6. Entrambi i ricorsi vanno pertanto rigettati, con la conseguente condanna dei ricorrenti, in solido, alla rifusione, in favore dei controricorrenti delle spese processuali, liquidate come da dispositivo.
Va dato atto della sussistenza dei presupposti processuali per il versamento, da parte del ricorrente principale e di quello incidentale, ai sensi del D.P.R. 30 maggio 2002, n. 115, art. 13, comma 1-quater, nel testo introdotto dalla L. 24 dicembre 2012, n. 228, art. 1, comma 17, di un ulteriore importo a titolo di contributo unificato, in misura pari a quello previsto per il ricorso, ove dovuto, a norma dell’art. 1-bis dello stesso art. 13.
PQM
rigetta il ricorso. Condanna i ricorrenti, in solido, al pagamento, in favore dei controricorrenti, delle spese del giudizio di legittimità, che liquida in Euro 20.000 per compensi, oltre alle spese forfettarie nella misura del 15 per cento, agli esborsi liquidati in Euro 200,00 ed agli accessori di legge.

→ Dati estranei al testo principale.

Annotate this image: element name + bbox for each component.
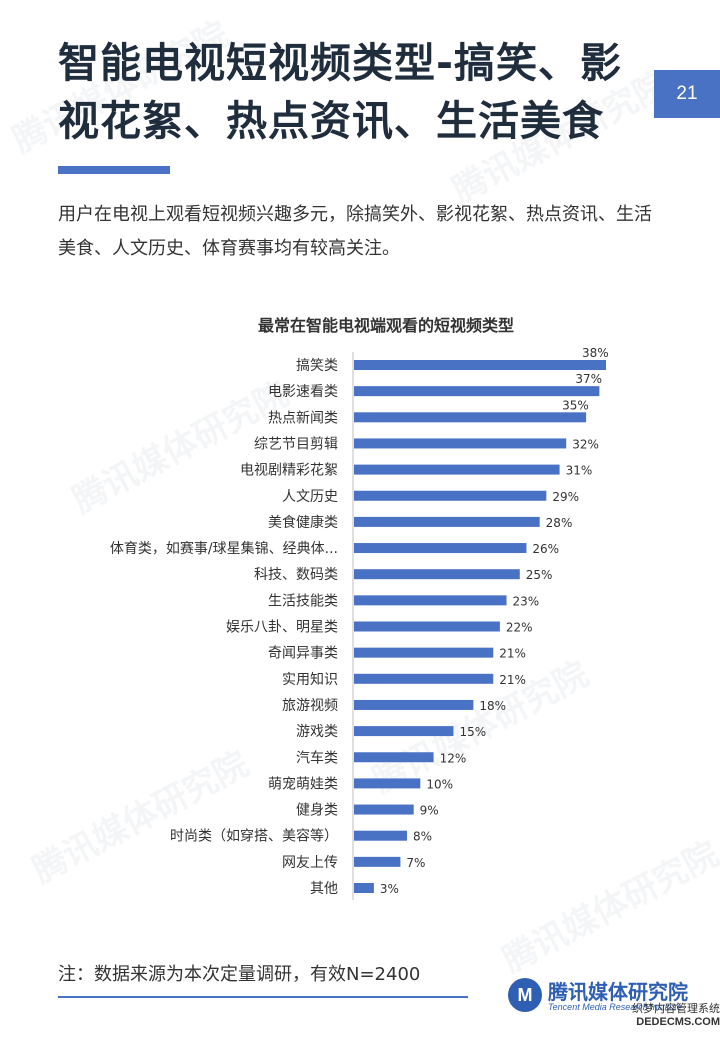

Ai sensi del D.P.R. n. 115 del 2002, art. 13, comma 1 quater, nel testo introdotto dalla L. 24 dicembre 2012, n. 228, art. 1, comma 17, dà atto della sussistenza dei presupposti processuali per il versamento, da parte dei ricorrenti, dell’ulteriore importo a titolo di contributo unificato, in misura pari a quello previsto per il ricorso, ove dovuto, a norma dell’art. 1 bis dello stesso art. 13.
Così deciso in Roma, il 12 novembre 2020.